Les sanctions pourraient être d’autant plus sévères que les dossiers finiront par s’accumuler. Selon des sources parlementaires, certaines d’entre elles pourraient même conduire au retrait définitif de l’accréditation parlementaire. L’un des épisodes les plus controversés a été la persécution au sein du Congrès de l’ancien président José Luis Rodríguez Zapatero à la suite d’un acte institutionnel.

Il s’est également heurté à des dirigeants comme Patxi López ou Ione Belarra, dont les plaintes font partie des procédures ouvertes. La tension s’est encore accrue cette semaine après qu’on a appris que Begoña Gómez a dénoncé Vito Quiles pour une prétendue agression dans un restaurant madrilène.

Selon des sources de La Moncloa, l’agitateur s’est approché de l’épouse du Président du Gouvernement à l’intérieur des locaux. Loin de lui nuire politiquement, certains secteurs de la gauche estiment que tout cet enchaînement d’affrontements renforce encore davantage sa figure auprès de l’ultra public. « Chaque combat lui donne plus de portée », déplorent les dirigeants proches de Sumar, qui observent avec inquiétude comment Quiles est passé du statut d’agitateur marginal à l’un des visages les plus reconnaissables de l’écosystème médiatique d’extrême droite. Des sources du PSOE affirment cependant que Quiles « était déjà très célèbre avant d’apparaître dans les rassemblements de la RTVE ».

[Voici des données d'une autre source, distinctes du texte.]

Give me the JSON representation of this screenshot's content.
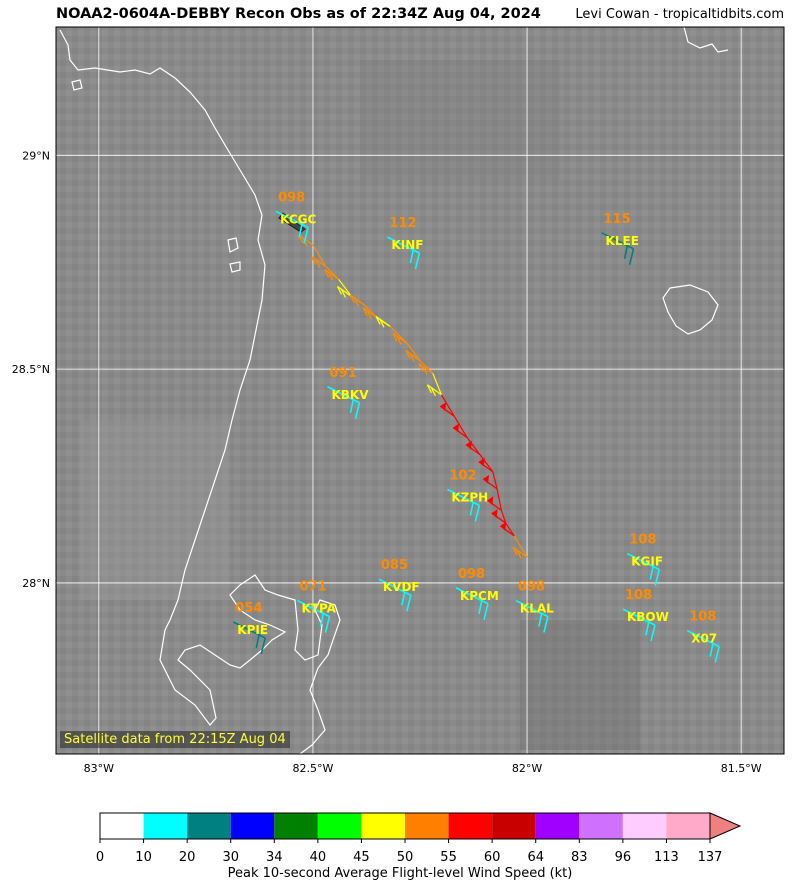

Le paradoxe est que, alors que le Congrès envisage de l’expulser, son influence ne cesse de croître. Sur les réseaux sociaux, ses vidéos cumulent des millions de vues et ses interventions deviennent sans cesse virales auprès des communautés ultras qui le présentent comme une victime de prétendues persécutions politiques et médiatiques. Le cas de Quiles démontre également le nouveau scénario communicatif de la politique espagnole.

La figure classique du journaliste parlementaire cohabite désormais avec des profils hybrides mêlant activisme politique, provocation numérique et communication militante. La présence de Vito Quiles au Congrès a également ouvert un débat juridique et politique sur les limites entre liberté d’information et harcèlement institutionnel.

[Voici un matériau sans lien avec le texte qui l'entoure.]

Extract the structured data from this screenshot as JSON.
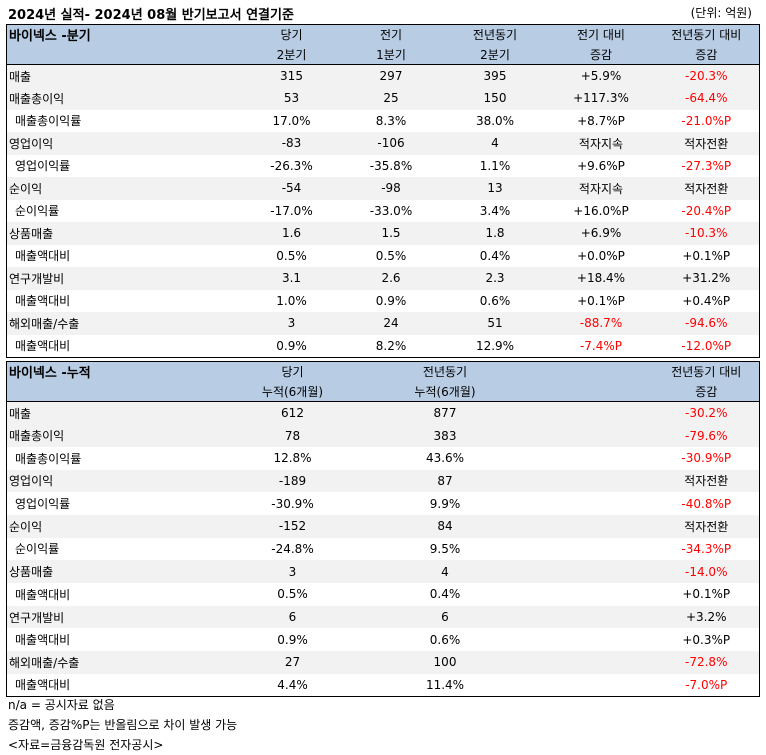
{
  "title": "2024년 실적- 2024년 08월 반기보고서 연결기준",
  "unit": "(단위: 억원)",
  "quarterly": {
    "section_label": "바이넥스 -분기",
    "headers": [
      [
        "당기",
        "2분기"
      ],
      [
        "전기",
        "1분기"
      ],
      [
        "전년동기",
        "2분기"
      ],
      [
        "전기 대비",
        "증감"
      ],
      [
        "전년동기 대비",
        "증감"
      ]
    ],
    "groups": [
      {
        "rows": [
          {
            "label": "매출",
            "values": [
              "315",
              "297",
              "395",
              "+5.9%",
              "-20.3%"
            ],
            "red": [
              false,
              false,
              false,
              false,
              true
            ]
          }
        ]
      },
      {
        "rows": [
          {
            "label": "매출총이익",
            "values": [
              "53",
              "25",
              "150",
              "+117.3%",
              "-64.4%"
            ],
            "red": [
              false,
              false,
              false,
              false,
              true
            ]
          },
          {
            "label": "매출총이익률",
            "values": [
              "17.0%",
              "8.3%",
              "38.0%",
              "+8.7%P",
              "-21.0%P"
            ],
            "red": [
              false,
              false,
              false,
              false,
              true
            ]
          }
        ]
      },
      {
        "rows": [
          {
            "label": "영업이익",
            "values": [
              "-83",
              "-106",
              "4",
              "적자지속",
              "적자전환"
            ],
            "red": [
              false,
              false,
              false,
              false,
              false
            ]
          },
          {
            "label": "영업이익률",
            "values": [
              "-26.3%",
              "-35.8%",
              "1.1%",
              "+9.6%P",
              "-27.3%P"
            ],
            "red": [
              false,
              false,
              false,
              false,
              true
            ]
          }
        ]
      },
      {
        "rows": [
          {
            "label": "순이익",
            "values": [
              "-54",
              "-98",
              "13",
              "적자지속",
              "적자전환"
            ],
            "red": [
              false,
              false,
              false,
              false,
              false
            ]
          },
          {
            "label": "순이익률",
            "values": [
              "-17.0%",
              "-33.0%",
              "3.4%",
              "+16.0%P",
              "-20.4%P"
            ],
            "red": [
              false,
              false,
              false,
              false,
              true
            ]
          }
        ]
      },
      {
        "rows": [
          {
            "label": "상품매출",
            "values": [
              "1.6",
              "1.5",
              "1.8",
              "+6.9%",
              "-10.3%"
            ],
            "red": [
              false,
              false,
              false,
              false,
              true
            ]
          },
          {
            "label": "매출액대비",
            "values": [
              "0.5%",
              "0.5%",
              "0.4%",
              "+0.0%P",
              "+0.1%P"
            ],
            "red": [
              false,
              false,
              false,
              false,
              false
            ]
          }
        ]
      },
      {
        "rows": [
          {
            "label": "연구개발비",
            "values": [
              "3.1",
              "2.6",
              "2.3",
              "+18.4%",
              "+31.2%"
            ],
            "red": [
              false,
              false,
              false,
              false,
              false
            ]
          },
          {
            "label": "매출액대비",
            "values": [
              "1.0%",
              "0.9%",
              "0.6%",
              "+0.1%P",
              "+0.4%P"
            ],
            "red": [
              false,
              false,
              false,
              false,
              false
            ]
          }
        ]
      },
      {
        "rows": [
          {
            "label": "해외매출/수출",
            "values": [
              "3",
              "24",
              "51",
              "-88.7%",
              "-94.6%"
            ],
            "red": [
              false,
              false,
              false,
              true,
              true
            ]
          },
          {
            "label": "매출액대비",
            "values": [
              "0.9%",
              "8.2%",
              "12.9%",
              "-7.4%P",
              "-12.0%P"
            ],
            "red": [
              false,
              false,
              false,
              true,
              true
            ]
          }
        ]
      }
    ]
  },
  "cumulative": {
    "section_label": "바이넥스 -누적",
    "headers": [
      [
        "당기",
        "누적(6개월)"
      ],
      [
        "전년동기",
        "누적(6개월)"
      ],
      [
        "전년동기 대비",
        "증감"
      ]
    ],
    "groups": [
      {
        "rows": [
          {
            "label": "매출",
            "values": [
              "612",
              "877",
              "-30.2%"
            ],
            "red": [
              false,
              false,
              true
            ]
          }
        ]
      },
      {
        "rows": [
          {
            "label": "매출총이익",
            "values": [
              "78",
              "383",
              "-79.6%"
            ],
            "red": [
              false,
              false,
              true
            ]
          },
          {
            "label": "매출총이익률",
            "values": [
              "12.8%",
              "43.6%",
              "-30.9%P"
            ],
            "red": [
              false,
              false,
              true
            ]
          }
        ]
      },
      {
        "rows": [
          {
            "label": "영업이익",
            "values": [
              "-189",
              "87",
              "적자전환"
            ],
            "red": [
              false,
              false,
              false
            ]
          },
          {
            "label": "영업이익률",
            "values": [
              "-30.9%",
              "9.9%",
              "-40.8%P"
            ],
            "red": [
              false,
              false,
              true
            ]
          }
        ]
      },
      {
        "rows": [
          {
            "label": "순이익",
            "values": [
              "-152",
              "84",
              "적자전환"
            ],
            "red": [
              false,
              false,
              false
            ]
          },
          {
            "label": "순이익률",
            "values": [
              "-24.8%",
              "9.5%",
              "-34.3%P"
            ],
            "red": [
              false,
              false,
              true
            ]
          }
        ]
      },
      {
        "rows": [
          {
            "label": "상품매출",
            "values": [
              "3",
              "4",
              "-14.0%"
            ],
            "red": [
              false,
              false,
              true
            ]
          },
          {
            "label": "매출액대비",
            "values": [
              "0.5%",
              "0.4%",
              "+0.1%P"
            ],
            "red": [
              false,
              false,
              false
            ]
          }
        ]
      },
      {
        "rows": [
          {
            "label": "연구개발비",
            "values": [
              "6",
              "6",
              "+3.2%"
            ],
            "red": [
              false,
              false,
              false
            ]
          },
          {
            "label": "매출액대비",
            "values": [
              "0.9%",
              "0.6%",
              "+0.3%P"
            ],
            "red": [
              false,
              false,
              false
            ]
          }
        ]
      },
      {
        "rows": [
          {
            "label": "해외매출/수출",
            "values": [
              "27",
              "100",
              "-72.8%"
            ],
            "red": [
              false,
              false,
              true
            ]
          },
          {
            "label": "매출액대비",
            "values": [
              "4.4%",
              "11.4%",
              "-7.0%P"
            ],
            "red": [
              false,
              false,
              true
            ]
          }
        ]
      }
    ]
  },
  "notes": [
    "n/a = 공시자료 없음",
    "증감액, 증감%P는 반올림으로 차이 발생 가능",
    "<자료=금융감독원 전자공시>"
  ]
}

La présidence du Congrès insiste sur le fait que la procédure est développée de manière à « hypergarantie » et ils rappellent que le nouveau règlement approuvé en 2025 prévoit des sanctions pour les comportements considérés comme graves ou très graves. Mais le débat va déjà bien au-delà de l’accréditation parlementaire.

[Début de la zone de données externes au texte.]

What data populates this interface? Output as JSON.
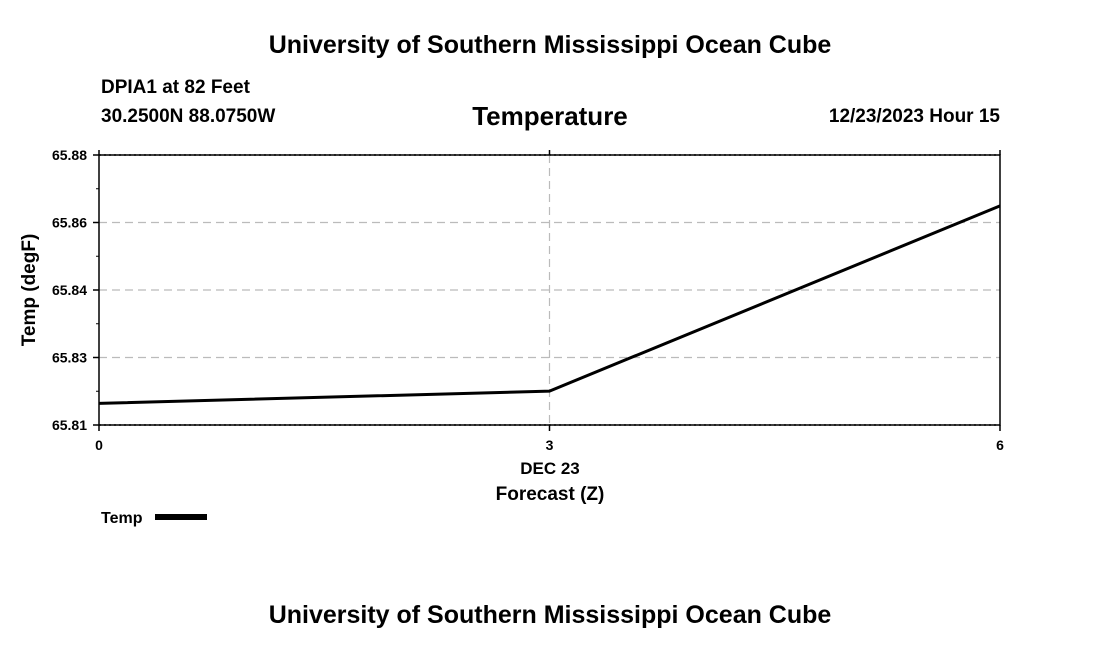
{
  "header": {
    "top_title": "University of Southern Mississippi Ocean Cube",
    "station": "DPIA1 at 82 Feet",
    "coords": "30.2500N  88.0750W",
    "datetime": "12/23/2023 Hour 15",
    "bottom_title": "University of Southern Mississippi Ocean Cube"
  },
  "chart_data": {
    "type": "line",
    "title": "Temperature",
    "xlabel": "Forecast (Z)",
    "xsublabel": "DEC 23",
    "ylabel": "Temp (degF)",
    "xlim": [
      0,
      6
    ],
    "x_ticks": [
      {
        "value": 0,
        "label": "0"
      },
      {
        "value": 3,
        "label": "3"
      },
      {
        "value": 6,
        "label": "6"
      }
    ],
    "y_ticks": [
      "65.81",
      "65.83",
      "65.84",
      "65.86",
      "65.88"
    ],
    "grid": true,
    "legend": {
      "label": "Temp",
      "position": "bottom-left"
    },
    "series": [
      {
        "name": "Temp",
        "color": "#000000",
        "points": [
          {
            "x": 0,
            "y": 65.8156
          },
          {
            "x": 3,
            "y": 65.8188
          },
          {
            "x": 6,
            "y": 65.8668
          }
        ]
      }
    ]
  }
}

Une question beaucoup plus inconfortable commence à se poser au sein du gouvernement et de son entourage : la stratégie de confrontation permanente avec Quiles l’affaiblit-elle ou, au contraire, contribue-t-elle à construire une nouvelle figure politique de l’extrême droite espagnole. À Sumar, certains ont une réponse claire. Et ils estiment que, consciemment ou non, le PSOE harcèle depuis des mois un futur candidat ultra.